Sometimes I wonder how people see me, when they witness me from the perspective of an outsider looking in. Do they see a Paris lady like so many others, beautiful and charming? Do they see an English girl struggling to find her way in a city so different from, and yet so similar to, her native home? Do they see a woman just past her prime fighting every day with a broken heart and the feeling of the heavens on her shoulders?
In my years with my master, I have been many things and I have had many faces. I have been a young Artemis staring up at the heavens in the light of the motherly moon. I have been Andromache praying for the survival of her Hector. I have been Aphrodite playing with the hearts of mortals and watching my own remain unattached. I have been many things, but I have always been alone.
I think that my painter sees it in me, this loneliness, though he knows nothing of my past. No one here knows my story, and I like it that way. I like the solitude it offers. Maybe that is all he sees.
Do I seem lonely to you? You cannot see my face, only my words, so you can not be fooled by a coy smile or a subtle wink. Do you think I am lonely?
Well, I will tell you something, I am not alone. Never alone. I spend most of my hours with my painter, and when I leave him I am always surrounded. It is hard to be alone in Paris; it is even harder when your very existence is dependent on the whims of others. Even at night I always have at least two other bodies keeping me warm.
It does not matter to me how many people surround me - men and women, artists and politicians' wives. None of them matter to me; the only one I long for is gone. No money, dresses, or lovers can substitute her place in my soul.
I suppose I have friends. It depends what you call a friend. Is it someone who feeds you, clothes you, and lends you money I times of hardship? Is it someone who spends all their time with you and knows you more intimately than any other? Is it someone who knows all you secrets and still does not betray you? The people around me fill these roles and many others, but I feel no love for them, no affection. Jamais honteux n'eut belle amie.
If they were to disappear one day I would merely replace them. The loss of my master might give me pause, but I would soon find a new patron to pose for.
Life is fleeting. I have learned that lesson well. For now, I will stay as I am. I will remain the lonely lady in the paints, as what is left of my soul slowly blows away like the heat in October. I will remain.
A/N:
Felicity – n. A cause of happiness; good fortune.
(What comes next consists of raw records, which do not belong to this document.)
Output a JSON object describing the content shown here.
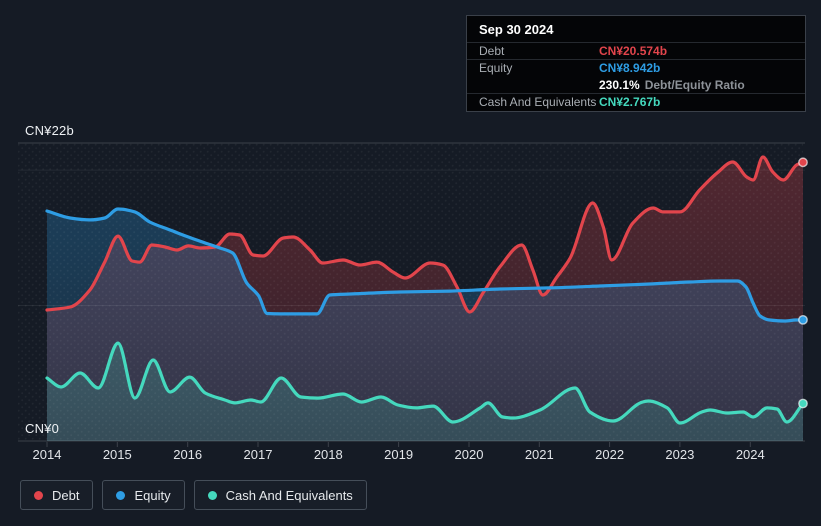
{
  "page": {
    "background": "#151B25"
  },
  "tooltip": {
    "title": "Sep 30 2024",
    "rows": {
      "debt": {
        "label": "Debt",
        "value": "CN¥20.574b",
        "color": "#E2454C"
      },
      "equity": {
        "label": "Equity",
        "value": "CN¥8.942b",
        "color": "#2E9DE4"
      },
      "ratio": {
        "value": "230.1%",
        "label": "Debt/Equity Ratio"
      },
      "cash": {
        "label": "Cash And Equivalents",
        "value": "CN¥2.767b",
        "color": "#45D9BE"
      }
    }
  },
  "legend": {
    "items": [
      {
        "label": "Debt",
        "color": "#E2454C"
      },
      {
        "label": "Equity",
        "color": "#2E9DE4"
      },
      {
        "label": "Cash And Equivalents",
        "color": "#45D9BE"
      }
    ]
  },
  "chart_data": {
    "type": "area",
    "unit": "CN¥ billions",
    "x_range": [
      2014,
      2024.75
    ],
    "ylim": [
      0,
      22
    ],
    "y_axis_labels": {
      "top": "CN¥22b",
      "zero": "CN¥0"
    },
    "x_ticks": [
      2014,
      2015,
      2016,
      2017,
      2018,
      2019,
      2020,
      2021,
      2022,
      2023,
      2024
    ],
    "gridlines": [
      {
        "value": 22,
        "strong": true
      },
      {
        "value": 20,
        "strong": false
      },
      {
        "value": 10,
        "strong": false
      },
      {
        "value": 0,
        "strong": true
      }
    ],
    "series": [
      {
        "name": "Debt",
        "color": "#E2454C",
        "points": [
          [
            2014.0,
            9.67
          ],
          [
            2014.33,
            9.89
          ],
          [
            2014.61,
            11.15
          ],
          [
            2014.82,
            13.21
          ],
          [
            2015.01,
            15.13
          ],
          [
            2015.21,
            13.29
          ],
          [
            2015.32,
            13.21
          ],
          [
            2015.49,
            14.47
          ],
          [
            2015.68,
            14.32
          ],
          [
            2015.85,
            14.1
          ],
          [
            2016.01,
            14.4
          ],
          [
            2016.18,
            14.25
          ],
          [
            2016.39,
            14.32
          ],
          [
            2016.6,
            15.28
          ],
          [
            2016.74,
            15.21
          ],
          [
            2016.93,
            13.73
          ],
          [
            2017.07,
            13.66
          ],
          [
            2017.36,
            14.99
          ],
          [
            2017.5,
            15.06
          ],
          [
            2017.74,
            14.1
          ],
          [
            2017.92,
            13.14
          ],
          [
            2018.21,
            13.36
          ],
          [
            2018.45,
            12.99
          ],
          [
            2018.69,
            13.21
          ],
          [
            2018.92,
            12.48
          ],
          [
            2019.09,
            12.03
          ],
          [
            2019.45,
            13.14
          ],
          [
            2019.63,
            12.99
          ],
          [
            2019.83,
            11.37
          ],
          [
            2020.01,
            9.52
          ],
          [
            2020.2,
            10.93
          ],
          [
            2020.44,
            12.85
          ],
          [
            2020.75,
            14.47
          ],
          [
            2020.91,
            12.62
          ],
          [
            2021.05,
            10.78
          ],
          [
            2021.25,
            12.11
          ],
          [
            2021.44,
            13.51
          ],
          [
            2021.76,
            17.57
          ],
          [
            2021.91,
            15.8
          ],
          [
            2022.03,
            13.36
          ],
          [
            2022.33,
            16.09
          ],
          [
            2022.62,
            17.2
          ],
          [
            2022.76,
            16.91
          ],
          [
            2023.0,
            16.91
          ],
          [
            2023.28,
            18.53
          ],
          [
            2023.53,
            19.79
          ],
          [
            2023.75,
            20.6
          ],
          [
            2023.95,
            19.49
          ],
          [
            2024.04,
            19.27
          ],
          [
            2024.18,
            20.97
          ],
          [
            2024.32,
            19.86
          ],
          [
            2024.47,
            19.27
          ],
          [
            2024.66,
            20.38
          ],
          [
            2024.75,
            20.574
          ]
        ]
      },
      {
        "name": "Equity",
        "color": "#2E9DE4",
        "points": [
          [
            2014.0,
            16.98
          ],
          [
            2014.33,
            16.46
          ],
          [
            2014.61,
            16.32
          ],
          [
            2014.82,
            16.46
          ],
          [
            2015.01,
            17.13
          ],
          [
            2015.25,
            16.91
          ],
          [
            2015.46,
            16.17
          ],
          [
            2015.75,
            15.58
          ],
          [
            2016.01,
            15.06
          ],
          [
            2016.25,
            14.62
          ],
          [
            2016.46,
            14.25
          ],
          [
            2016.64,
            13.88
          ],
          [
            2016.84,
            11.67
          ],
          [
            2017.01,
            10.71
          ],
          [
            2017.13,
            9.41
          ],
          [
            2017.31,
            9.38
          ],
          [
            2017.84,
            9.38
          ],
          [
            2018.02,
            10.78
          ],
          [
            2018.31,
            10.85
          ],
          [
            2019.02,
            11.0
          ],
          [
            2019.73,
            11.07
          ],
          [
            2020.44,
            11.22
          ],
          [
            2021.15,
            11.3
          ],
          [
            2021.86,
            11.44
          ],
          [
            2022.57,
            11.59
          ],
          [
            2023.14,
            11.74
          ],
          [
            2023.57,
            11.81
          ],
          [
            2023.82,
            11.81
          ],
          [
            2023.94,
            11.37
          ],
          [
            2024.04,
            10.19
          ],
          [
            2024.14,
            9.23
          ],
          [
            2024.28,
            8.93
          ],
          [
            2024.49,
            8.86
          ],
          [
            2024.64,
            8.93
          ],
          [
            2024.75,
            8.942
          ]
        ]
      },
      {
        "name": "Cash And Equivalents",
        "color": "#45D9BE",
        "points": [
          [
            2014.0,
            4.65
          ],
          [
            2014.2,
            3.99
          ],
          [
            2014.47,
            5.02
          ],
          [
            2014.73,
            3.91
          ],
          [
            2015.01,
            7.23
          ],
          [
            2015.25,
            3.17
          ],
          [
            2015.51,
            5.98
          ],
          [
            2015.75,
            3.62
          ],
          [
            2016.03,
            4.72
          ],
          [
            2016.25,
            3.54
          ],
          [
            2016.53,
            3.03
          ],
          [
            2016.67,
            2.81
          ],
          [
            2016.9,
            3.03
          ],
          [
            2017.04,
            2.88
          ],
          [
            2017.33,
            4.65
          ],
          [
            2017.61,
            3.25
          ],
          [
            2017.85,
            3.17
          ],
          [
            2018.21,
            3.47
          ],
          [
            2018.47,
            2.88
          ],
          [
            2018.75,
            3.25
          ],
          [
            2018.99,
            2.66
          ],
          [
            2019.25,
            2.44
          ],
          [
            2019.49,
            2.58
          ],
          [
            2019.77,
            1.4
          ],
          [
            2020.16,
            2.44
          ],
          [
            2020.27,
            2.81
          ],
          [
            2020.48,
            1.77
          ],
          [
            2020.63,
            1.7
          ],
          [
            2021.01,
            2.29
          ],
          [
            2021.51,
            3.91
          ],
          [
            2021.72,
            2.14
          ],
          [
            2022.05,
            1.48
          ],
          [
            2022.47,
            2.88
          ],
          [
            2022.55,
            2.95
          ],
          [
            2022.82,
            2.44
          ],
          [
            2023.0,
            1.33
          ],
          [
            2023.31,
            2.14
          ],
          [
            2023.43,
            2.29
          ],
          [
            2023.67,
            2.07
          ],
          [
            2023.9,
            2.14
          ],
          [
            2024.04,
            1.77
          ],
          [
            2024.24,
            2.44
          ],
          [
            2024.38,
            2.36
          ],
          [
            2024.52,
            1.4
          ],
          [
            2024.75,
            2.767
          ]
        ]
      }
    ]
  }
}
It seldom happens that any Felicity comes so pure as not to be tempered and allayed by some mixture of sorrow.
Miguel de Cervantes
Excuse any errors in my single French phrase. I speak none and found it online. Allegedly it means 'The shameful never have dear friends.' In addition, this may be the first chapter of a story, I have yet to decide. I will have no plot, really, so it shall be marked as complete regardless.